Some 40 years ago, the Mediterranean island nation was supposed to receive a 1.1 gram piece of moon rock from the United States. The rock was one of 270 such lunar samples U.S. astronauts brought back from Apollo moon missions in 1969 and 1972 that the Nixon administration gave as gifts to foreign countries.
But the item vanished ? allegedly taken by a relative of an American diplomat. And with Cyprus reeling from war and internal strife in 1974, the year the U.S. Ambassador to Cyprus Rodger P. Davies assassinated, the rock was never presented to the tiny country.
Three years ago, the moon rock was returned to NASA and locked up in a vault. On Wednesday, a Cyprus Foreign Ministry official said U.S. authorities are favorably considering a Cypriot request that the rock be handed over.
The official, who insisted on anonymity because he's not authorized to speak to the media, said it will still take some time before the rock reaches Cyprus because some bureaucratic hurdles are involved.

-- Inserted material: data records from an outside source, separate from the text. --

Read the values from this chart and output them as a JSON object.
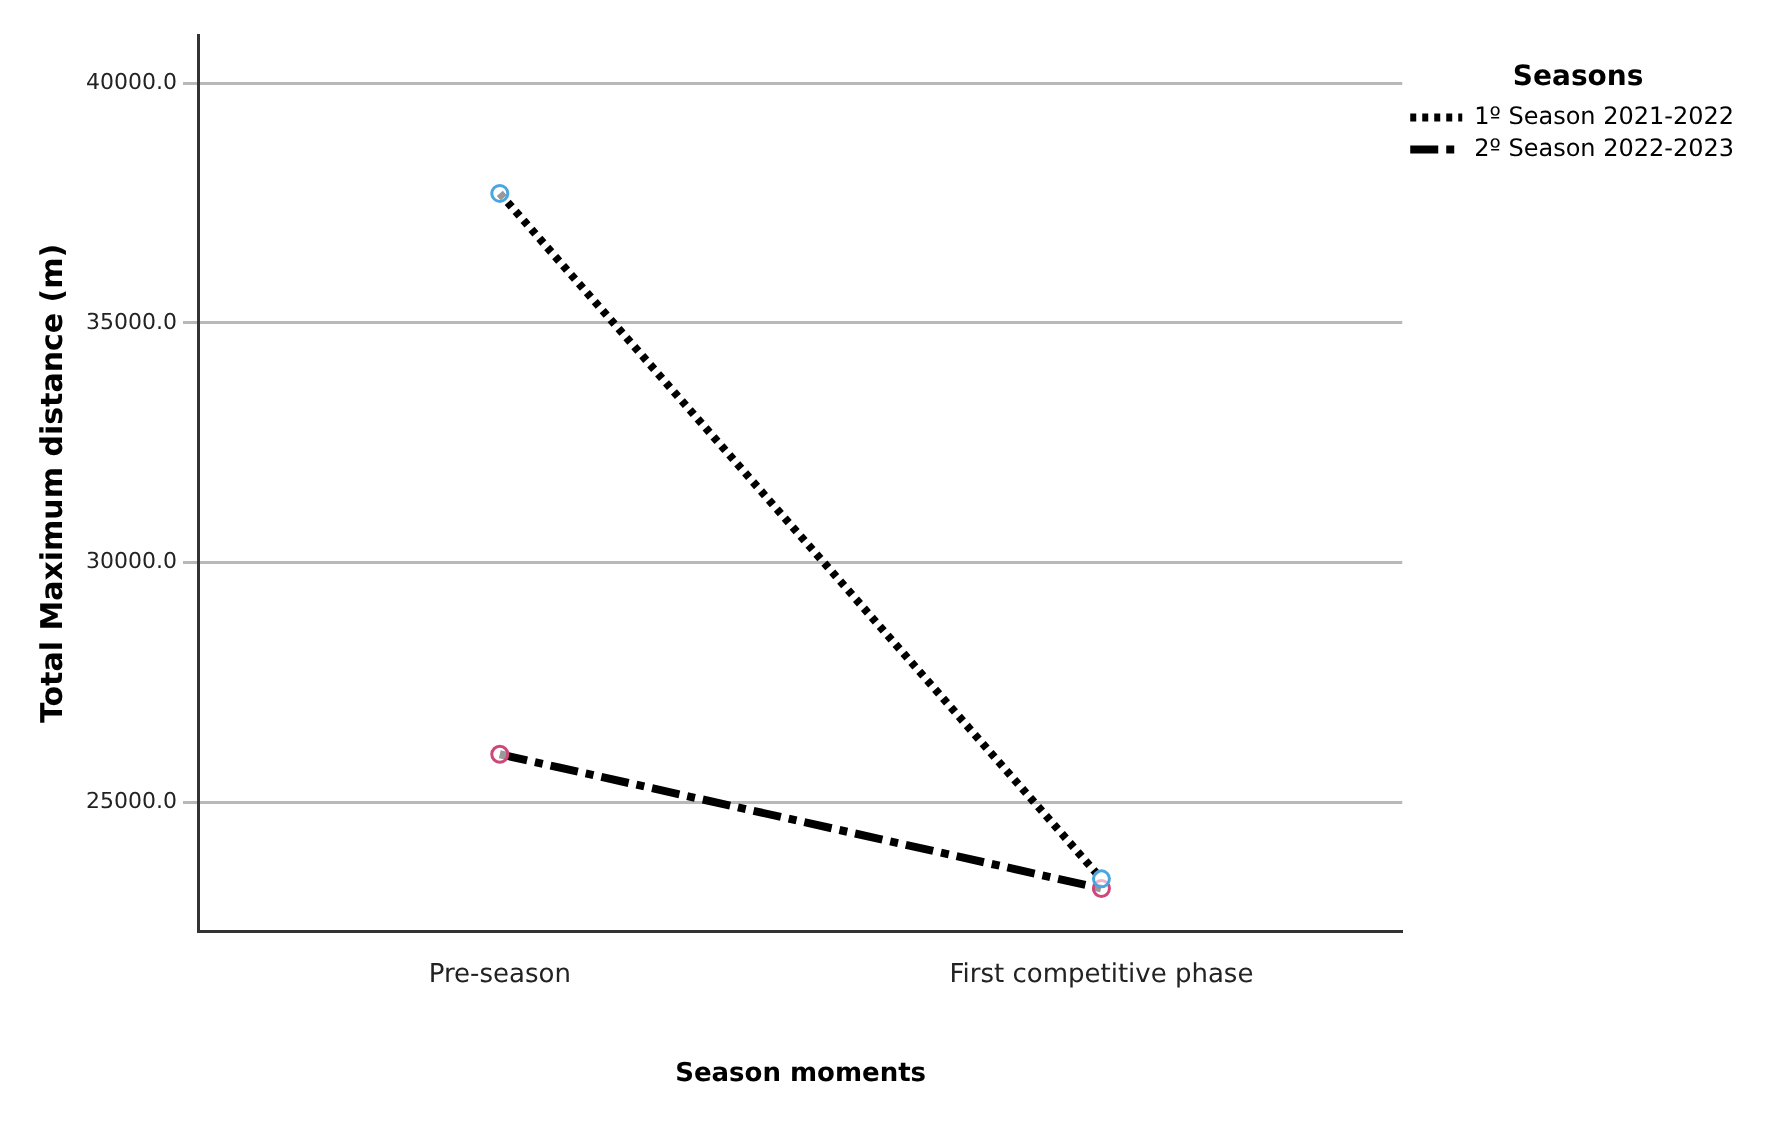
{
  "chart_data": {
    "type": "line",
    "xlabel": "Season moments",
    "ylabel": "Total Maximum distance (m)",
    "legend_title": "Seasons",
    "categories": [
      "Pre-season",
      "First competitive phase"
    ],
    "series": [
      {
        "name": "1º Season 2021-2022",
        "color": "#000000",
        "colors": [
          "#4aa6e0",
          "#4aa6e0"
        ],
        "line_style": "dotted",
        "values": [
          37700,
          23400
        ]
      },
      {
        "name": "2º Season 2022-2023",
        "color": "#000000",
        "colors": [
          "#d0457a",
          "#d0457a"
        ],
        "line_style": "dashed",
        "values": [
          26000,
          23200
        ]
      }
    ],
    "ylim": [
      22300,
      41000
    ],
    "yticks": [
      {
        "value": 25000,
        "label": "25000.0"
      },
      {
        "value": 30000,
        "label": "30000.0"
      },
      {
        "value": 35000,
        "label": "35000.0"
      },
      {
        "value": 40000,
        "label": "40000.0"
      }
    ],
    "grid": "y",
    "marker": "circle",
    "legend": "top right"
  }
}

The lunar souvenir is encased in a plastic globe. An attached plaque reads, "This fragment is a portion of a rock from the Taurus Littrow valley of the Moon. It is given as a symbol of the unity of human endeavor and carries with it the hope of the American people for a world at peace."
Joseph Gutheinz, a University of Arizona instructor and U.S. former government investigator who has been tracking down missing moon rocks, told The Associated Press that the Cyprus moon sample was taken by a relative of a U.S. diplomat who had been posted to the U.S. Embassy in Nicosia at the time.
Gutheinz said that in 2009, he put pressure on the individual with the rock to "do the right thing" and return it, while urging U.S. authorities to reclaim it. The pressure worked, he said, and the individual returned the rock to NASA after a five-month-long negotiation.
Many lunar samples gifted to other nations have been stolen, were destroyed or went missing, Gutheinz said.